A day at the Shelter.

I spent a little over an hour, sorting through a jumbled mess of clothes and bedding that smelled of baby puke, throwing out cheap clothes with shredded seams, bras that were stretched and ripped, and baby clothes turned inside out so you wouldn’t see the stains. Three shoes that were so “distressed” that I would have thrown them out even if they were in pairs. Three socks.

I’m sure the person who donated them was doing the best they could. I stashed some of the ripped clothing for the material (I am a magpie), and took the rest out to the garbage, to a sky loud with the sound of geese; three flocks, each over a hundred, going down to the Lake for breakfast.

Tucked in the bottom of one of the boxes was a plastic bag holding four pebbles. I used the bag for some lengths of lace, and put the pebbles in my bag.

Sometimes good and bad are the same thing.

5 thoughts on “A day at the Shelter.

  1. At your used clothing ministry we got wedding dresses, a pair of roller skates and a wooden leg.

  2. Sounds like the story from “Pollyanna,” how she really wanted a doll. But when the missionary barrel arrived, they’d sent her a pair of crutches.

  3. Back in my Lutheran days, the church I was a member of helped sponsor a Vietnamese family. We asked for donations of clothes and housewares. The housewares we received weren’t too bad. But the clothes… omg, I figure that members used the call for clothes to clean out storage area and their closets of any old items they had. We told the congregation that these people were small and not very large (weight-wise). We got stuff for 6-foot men, stuff that had visibly worn hems and elbows, etc. Really grungy clothes. After we went through the clothes we tossed the old, dirty, ripped stuff. It was most of what was donated.
    This is why schools, churches and other organizations ask for new things for donations at the holidays and other times. I’ve heard people complain that the school asked for new things, and the women complained that they bought used things at Good Will for their own families. And I ask them, “are the items dirty, ripped, soiled? The school doesn’t want you to buy the most expensive wool items, they just want warmish things that don’t look like they’ve been used for years.” And these days you can buy cheap moderate priced gloves, hats, etc. at chain drug stores or 99-cent stores.
    Sorry for the rant, but I donate clothes all the time to different organizations and it annoys me to no end when people donate items that should be discarded because of their condition. And it forces the charity to spend scarce resources (money and volunteer time) to sort and dispose of unusable items.

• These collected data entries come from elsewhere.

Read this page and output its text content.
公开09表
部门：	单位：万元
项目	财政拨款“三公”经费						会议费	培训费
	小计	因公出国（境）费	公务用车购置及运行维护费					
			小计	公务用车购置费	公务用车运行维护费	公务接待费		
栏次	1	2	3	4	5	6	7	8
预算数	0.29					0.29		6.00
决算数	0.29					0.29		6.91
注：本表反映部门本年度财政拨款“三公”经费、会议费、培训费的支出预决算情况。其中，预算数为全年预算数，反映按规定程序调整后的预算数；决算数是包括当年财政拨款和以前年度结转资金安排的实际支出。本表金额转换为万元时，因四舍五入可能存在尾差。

  4. I have been involved in these clothing-gathering places, and I can tell you that 75% of the stuff goes into the dumpster. Goodwill has contracts to bale up discarded clothing to be recycled. The stuff these people are buying second hand is actually the cream of the crop.There is such an amount of surplus clothing in the US that it is beyond belief. We could easily pay more and use less so that the workers could have a living wage and we would still have plenty. I suppose that is probably true for most consumer items.